Do I Really Want To Go There?
Did Baker intentionally bring race into the conversation by using the word "lynch"? Obviously, only Baker knows whether he intentionally brought race into the conversation by using the word "lynch". To argue he didn't is to denigrate Baker. He's a smart man. He may be overly committed to over-the-hill veteran ballplayers and no-hit middle infielders, ignorant of the benefits of drawing a walk, and yes, careless with young pitchers' arms, but he's no dummy. It seems to me that "lynch" is an unusual word choice there -- one that requires thought and is unlikely to occur carelessly or randomly. I suspect Baker used that word for a reason. And, I suspect that the connotation he was seeking was racial.

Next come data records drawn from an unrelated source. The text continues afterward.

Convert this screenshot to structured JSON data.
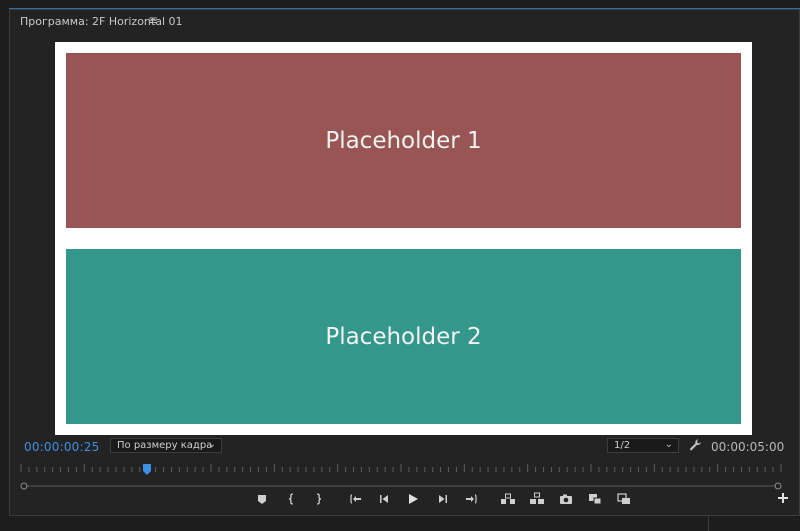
{
  "panel": {
    "title": "Программа: 2F Horizontal 01",
    "menu_icon": "hamburger-menu-icon"
  },
  "monitor": {
    "background": "#ffffff",
    "placeholders": [
      {
        "label": "Placeholder 1",
        "color": "#985553"
      },
      {
        "label": "Placeholder 2",
        "color": "#33978b"
      }
    ]
  },
  "transport": {
    "current_timecode": "00:00:00:25",
    "zoom_select": "По размеру кадра",
    "resolution_select": "1/2",
    "settings_icon": "wrench-icon",
    "duration_timecode": "00:00:05:00",
    "playhead_fraction": 0.167
  },
  "controls": {
    "buttons": [
      "add-marker-icon",
      "mark-in-icon",
      "mark-out-icon",
      "go-to-in-icon",
      "step-back-icon",
      "play-icon",
      "step-forward-icon",
      "go-to-out-icon",
      "lift-icon",
      "extract-icon",
      "export-frame-icon",
      "insert-icon",
      "overwrite-icon"
    ],
    "add_button_icon": "plus-icon"
  },
  "colors": {
    "accent": "#3f8ee6",
    "panel_bg": "#232323"
  }
}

Again, only Baker knows why he brought race into the conversation, if in fact it was a conscious decision. Some have speculated that Baker is engaging in a long-term plan to racialize his eventual firing by the Cubs. Maybe he is, although I'm not sure how that would benefit him. Still, people wonder why else Baker would have discussed details of racist hate mail with USA Today earlier this week. But as some prominent scholars have pointed out, race and racism are dialogues in which this country needs to engage. There's no reason Baker should sit quietly when told, "'N-----, why don't you get another job?" Maybe Baker's revelations to USA Today weren't part of an effort to racialize his inevitable firing, but rather an intelligent, prominent black man participating in the important national discussion of race in American society and sports. Or, maybe not.

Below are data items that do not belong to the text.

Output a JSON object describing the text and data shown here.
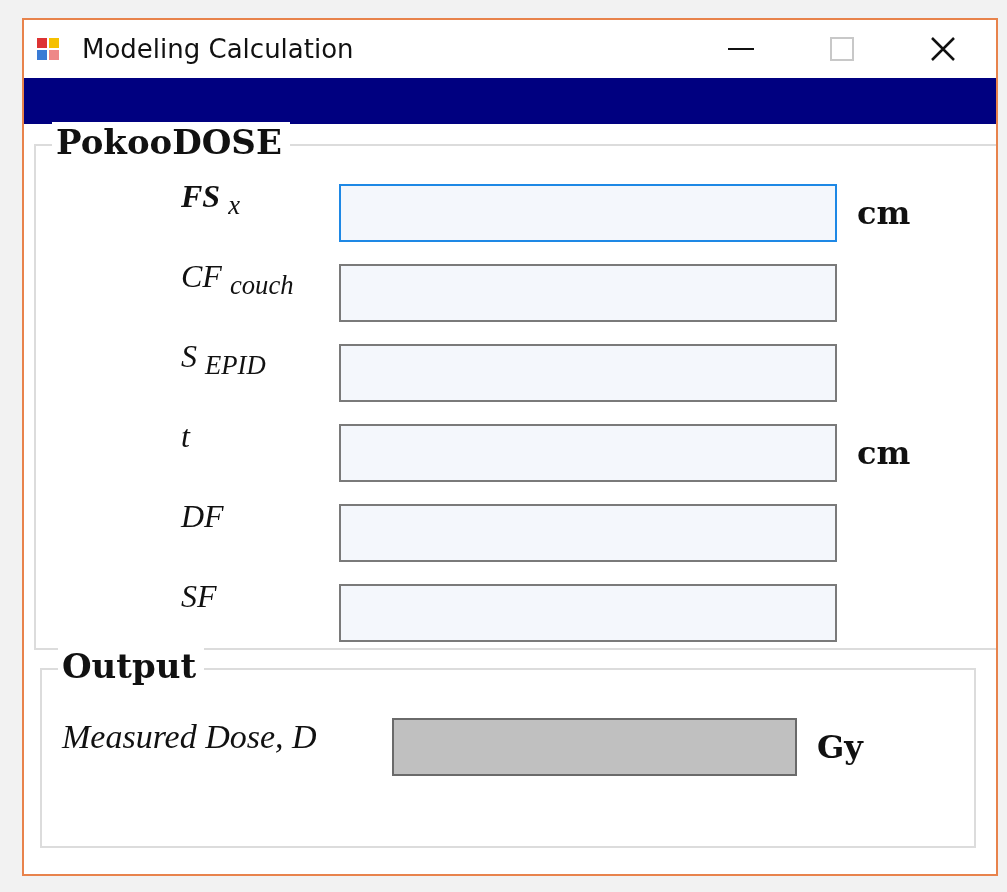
{
  "window": {
    "title": "Modeling Calculation"
  },
  "input_group": {
    "title": "PokooDOSE",
    "fields": [
      {
        "label": "**FS** $_{x}$",
        "unit": "cm",
        "focused": true
      },
      {
        "label": "CF $_{couch}$",
        "focused": false
      },
      {
        "label": "S $_{EPID}$",
        "focused": false
      },
      {
        "label": "t",
        "unit": "cm",
        "focused": false
      },
      {
        "label": "DF",
        "focused": false
      },
      {
        "label": "SF",
        "focused": false
      }
    ]
  },
  "output_group": {
    "title": "Output",
    "label": "Measured Dose, D",
    "unit": "Gy"
  }
}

Either way, it's still not clear how, or even if, Baker's use of the word "lynch" is related to the earlier interviews. It could be a continuation or just coincidence, or maybe race was on Baker's mind after those earlier interviews, so "lynch" was a natural and casual word to surface in Baker's mind at that moment. Certainly, the Tribune should have run the quote unaltered so that readers could judge for themselves how the pieces fit together, and whether they even care. Better still, the reporter should have asked a follow-up question about why Baker, given the current environment in which race has become part of the conversation about the Cubs' manager, chose to use the word "lynch". Maybe he would have explained his usage. Maybe he would have expanded on the idea he was hinting at by using the word. Maybe he would have backed away. For now, we just don't know. But we do know the Tribune mishandled the situation.

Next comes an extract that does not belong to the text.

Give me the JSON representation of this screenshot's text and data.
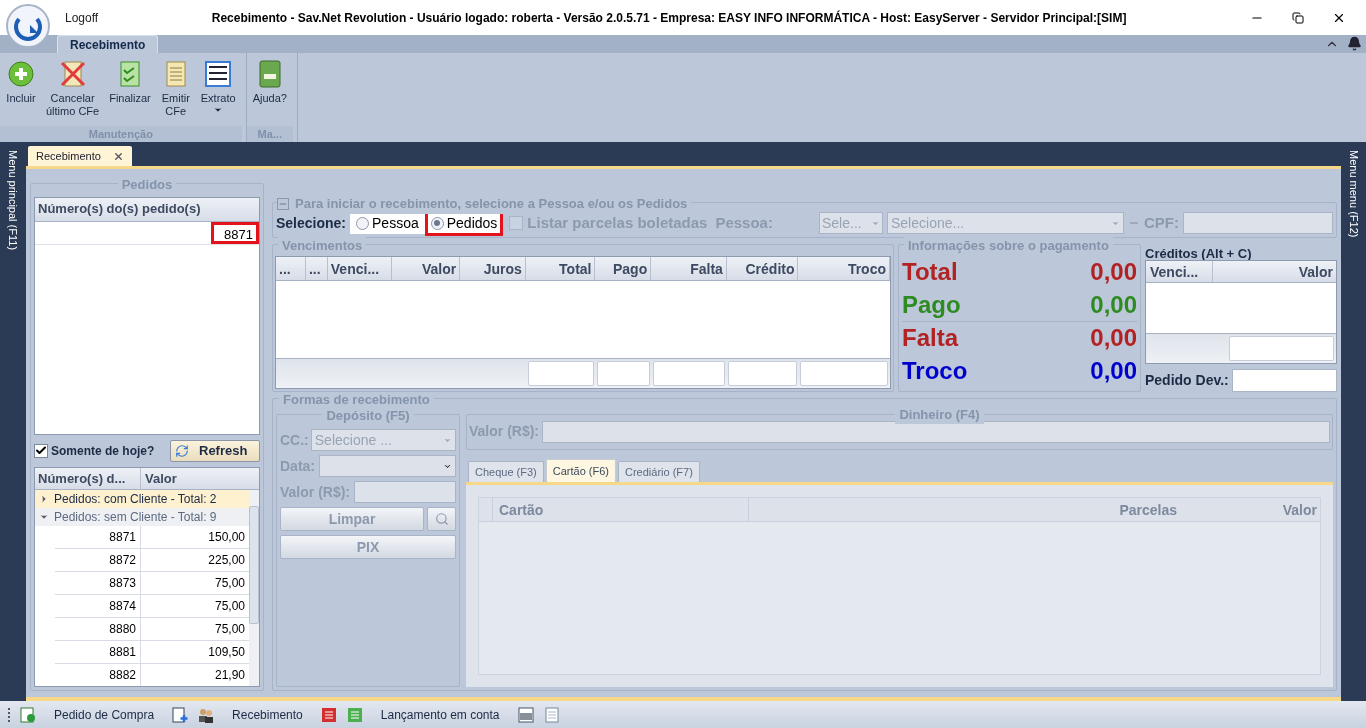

An editor at the Trib said the word was changed to avoid injecting racial overtones into a minor baseball story. But who was the Trib protecting by making that decision? The readers? I hope the paper wasn't insulting it's readers so boldly. Dusty Baker? There's no incentive to do so. He'll be let go by the Tribune Corporation after the season. The Cubs' image? Now, we may be on to something. The Trib, of course, owns the Cubs. They have every reason to protect the Cubs' image as a warm, fuzzy, family-friendly entertainment option. An extended discourse on race in society and sports, focused on the Cubs' manager, probably runs counter to that image. Maybe the thinking was more innocent than that. But it points to a serious problem: as a reader, one can basically never trust anything the Trib says when discussing the Cubs -- their corporate interests are just too intertwined.
Honestly, I don't know how much Tribune's corporate interests infect the newsroom. I've worked in newsrooms where the editorial content was well protected from ownership's business interests, and I've seen situations where stories were squashed for all the wrong reasons. I'm also not sure how big a deal it is if we can't trust the local paper's coverage of the local team. But it is an example of the larger problem in America's current media landscape. Corporate interests have consolidated so many media outlets into so few hands, that we can rarely trust the independence of the voices we're hearing anywhere. Do we trust ABC's reporting on Disney, one of America's larger corporations? Do we trust CBS's reporting on Disney, or is there an incentive for CBS to lay off Disney, so that ABC lays off CBS's corporate overseers? The problem is even worse in smaller markets, where there are fewer voices. Local affiliates in small markets may be owned by less influential, out-of-market corporations, but if they are protecting local corporate or political interests with which they have ties, there are few alternative voices to discuss those interests honestly. If the FCC allows increased cross-ownership of television, radio and newspaper outlets within one market, then the problem gets even worse. Diverse, independent media voices are integral to the nation's civic life, and they are disappearing.